ALGERIE – L’homme d’affaires sulfureux a été jugé par contumace…
Prison à vie pour l'ex «golden boy» algérien. Rafik Khalifa a été condamné, jeudi matin, à la détention à perpétuité par le tribunal criminel de Blida (sud d'Alger) dans le procès de Khalifa Bank. Réfugié à Londres, il était jugé par contumace.

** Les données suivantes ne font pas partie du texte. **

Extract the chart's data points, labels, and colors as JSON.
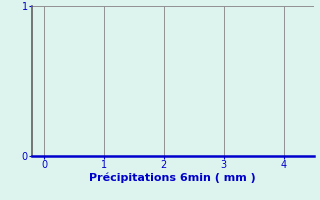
{
  "title": "",
  "xlabel": "Précipitations 6min ( mm )",
  "ylabel": "",
  "xlim": [
    -0.2,
    4.5
  ],
  "ylim": [
    0,
    1.0
  ],
  "yticks": [
    0,
    1
  ],
  "xticks": [
    0,
    1,
    2,
    3,
    4
  ],
  "background_color": "#ddf4ee",
  "axes_bg_color": "#ddf4ee",
  "xlabel_color": "#0000cc",
  "xlabel_fontsize": 8,
  "tick_color": "#0000cc",
  "tick_fontsize": 7,
  "ytick_color": "#0000cc",
  "ytick_fontsize": 7,
  "xaxis_line_color": "#0000cc",
  "xaxis_linewidth": 1.8,
  "yaxis_line_color": "#606060",
  "yaxis_linewidth": 1.2,
  "grid_color": "#909090",
  "grid_linewidth": 0.7,
  "vline_positions": [
    0,
    1,
    2,
    3,
    4
  ],
  "vline_color": "#909090",
  "vline_linewidth": 0.7
}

Le businessman a été condamné pour «association de malfaiteurs, vol qualifié, détournement de fonds, faux et usage de faux». Il est sous le coup d'un mandat d'arrêt international, délivré par l'Algérie qui demande son extradition. Tous ses biens devraient être saisis, comme ceux de ses co-accusés.
«Affaire d’Etat»
Ce procès a mis en lumière le plus gros scandale financier d’Algérie. Corruption, graves dysfonctionnements administratifs et complaisance de politiques ont figuré au coeur des débats. Pour la première fois en Algérie, des ministres, des responsables syndicaux, ainsi que des chefs d'entreprises publiques, ont été appelés à la barre comme témoins. Et parmi les 104 accusés, Abdennour Kéramane, ancien gouverneur de la banque centrale d’Algérie et son frère Abdelwahab Kéramane, ancien ministre de l’Industrie (lire l’encadré).
Avantages occultes
Le procès a révélé, qu'outre une rémunération au-dessus du taux de marché, Khalifa Bank consentait des avantages occultes aux détenteurs des comptes bancaires les plus fournis: cartes de crédit, cartes de soins, billets d'avions, gratifications en nature.
La banque avait aussi réussi à attirer les dépôts de grandes institutions algériennes, notamment l'agence immobilière de l'Etat, la caisse de retraite et d'autres caisses sociales. A son apogée, le groupe Khalifa dans son ensemble affichait un milliard de dollars de chiffre d’affaires. Jusqu’au jour où tout s’est écroulé.
«Laxisme» des autorités
À l’origine de la banqueroute de l’empire Khalifa, en 2002, la décision de l’Etat algérien de geler les opérations de la banque après avoir décelé des malversations. Puis l’arrestation de trois dirigeants du groupe alors qu’ils essayaient de sortir deux millions d’euros dans des valises a précipité la chute de l’empire. La faillite de la banque a coûté entre 1,5 et 5 milliards de dollars aux épargnants et à l’Etat algérien.
Dans leurs plaidoiries, les avocats de Rafik Khalifa ont mis en cause le «laxisme» des autorités et notamment de la Banque d'Algérie, sans laquelle le magnat n'aurait pas pu édifier son empire. Dans des déclarations à la presse, Rafik Khalifa avait affirmé d’ailleurs, avant la tenue du procès, que sa faillite était une affaire d’Etat, sans donner plus d’explications.
La Khalifa Bank n’est que l’épine dorsale du groupe éponyme et ce procès n’était que le premier d’une longue série. À venir, ceux de Khalifa Airways et des autres filiales du groupe.
CO-ACCUSES
Parmi les co-accusés du magnat déchu, l'ancien gouverneur de la Banque d'Algérie Abdelawahab Keramane, ainsi que cinq autres inculpés, ont été condamnés à 20 ans de prison ferme.
L'épouse de Rafik Khalifa, Nadia, a été pour sa part condamnée à 10 ans de prison, ainsi que l'ancien ministre de l'Industrie, Abdennour Keramane, et sa fille Yasmine, ancienne représentante de Khalifa Airways à Milan. Le tribunal a ordonné par ailleurs la saisie des biens de tous ces condamnés.